Речь в нем идет о реакции поэта на события, связанные с введением новой экономической политики. Надо сказать, что вообще эта тема для Ходасевича — и как поэта, и как человека — оказалась очень важна. Видимо, именно это изменение в жизни страны было одной из тех побудительных причин, которые заставили его радикально усомниться в правомерности дальнейшего развития революции по тому пути, по которому она в реальности пошла. Если первые послереволюционные годы, несмотря на всю их чисто житейскую тяжесть, все же казались оправданными, то появление «благополучного гражданина», неведомо откуда вылезшего и начавшего (по крайней мере, так казалось и Ходасевичу, и некоторым его современникам) диктовать свои условия — должно было восприниматься как измена самому святому и единственно ценному, что было в революции, — ее народному духу. В 1919 году Ходасевич писал: «Если Вам не нравится диктатура помещиков и не нравится диктатура рабочего, то, извините, что же Вам будет по сердцу? Уж не диктатура ли бельэтажа? Меня от нее тошнит и рвет желчью. <...> Дайте им волю — они «учредят» республику, в которой президент Рябушинский будет пасти народы жезлом железным, сиречь аршином. К черту аршинников!»[176]
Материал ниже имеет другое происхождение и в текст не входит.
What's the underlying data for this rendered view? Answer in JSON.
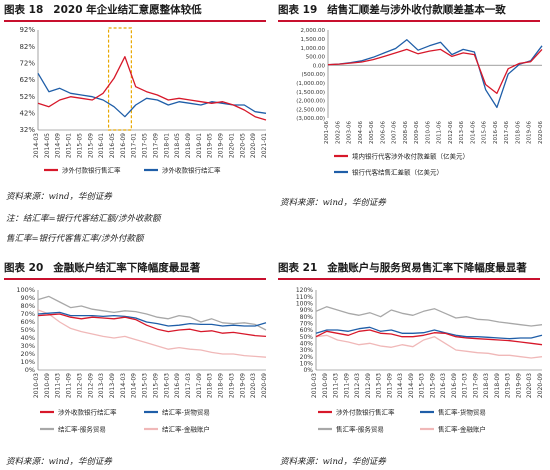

Увидеть снова эту «диктатуру бельэтажа» было так же страшно, как Блоку услышать доносящиеся из ресторана звуки румынского оркестра. А осознать, что все это — только на краткий миг, Ходасевичу не было дано, тем более невозможно было предугадать, что через несколько лет она сменится диктатурой гораздо более свирепой, по сравнению с которой все предыдущие опасения покажутся смешными. Обострили чувства поэта смерть Блока и бессудный расстрел Гумилева. И ко всему этому прибавились глубокие личные переживания. В начале 1922 года Ходасевич написал письмо жене, из которого становится ясным, в каком состоянии духа находился он тогда: ««Офелия гибла и пела» — кто не гибнет, тот не поет. Прямо скажу: я пою и гибну. И ты, и никто уже не вернет меня. Я зову с собой — погибать. Бедную девочку Берберову я не погублю, потому что мне жаль ее. Я только обещал ей показать дорожку, на которой гибнут. Но, доведя до дорожки, дам ей бутерброд на обратный путь, а по дорожке дальше пойду один. Они-то просятся на дорожку, этого им всем хочется, человечкам. А потом не выдерживают» (Т. 4. С. 441).Вошедшая в жизнь поэта новая любовь заставила его уйти от всяких попыток создать для себя простое и легкое счастье. Фетовская строка «Офелия гибла и пела» не единожды в различных сочетаниях повторится в его стихах. Мир снова обрел ту трагичность, которой он уже обладал в стихах «Молодости», но осмыслена она оказывается теперь на совершенно другом уровне. Теперь в ней нет наигрыша, взвинчивания чувства. Она не скрыта внешним покровом безмятежности, как это было в «Счастливом домике». Она таится в любом моменте человеческой жизни и готова вырваться ежесекундно, так что надо постоянно себя останавливать, чтобы не говорить только об одном. Это «одно» с блестящей афористической силой сформулировано в стихотворении-четверостишии:
Противоречие души и тела, занимавшее стольких русских поэтов (напомним только «На что вы, дни! Юдольный мир явленья...» Баратынского, вообще одного из самых значимых для Ходасевича поэтов[177]
), приобретает в системе его поэтических взглядов едва ли не всеохватывающий характер. Кажется, что поэт даже повторяется, перепевает одно и то же. Однако это впечатление может создаться лишь на тематическом уровне. На самом же деле тема у него живет в таких неповторимо отобранных подробностях внешнего и внутреннего мира, что каждый раз воспринимается, ощущается по-новому, не так, как прежде. Да и предстает это противоречие в разных вариациях, в разных поворотах, так что мы видим одно и то же, все время его уточняя, по-новому ощущая, постигая те грани, которых прежде не замечали.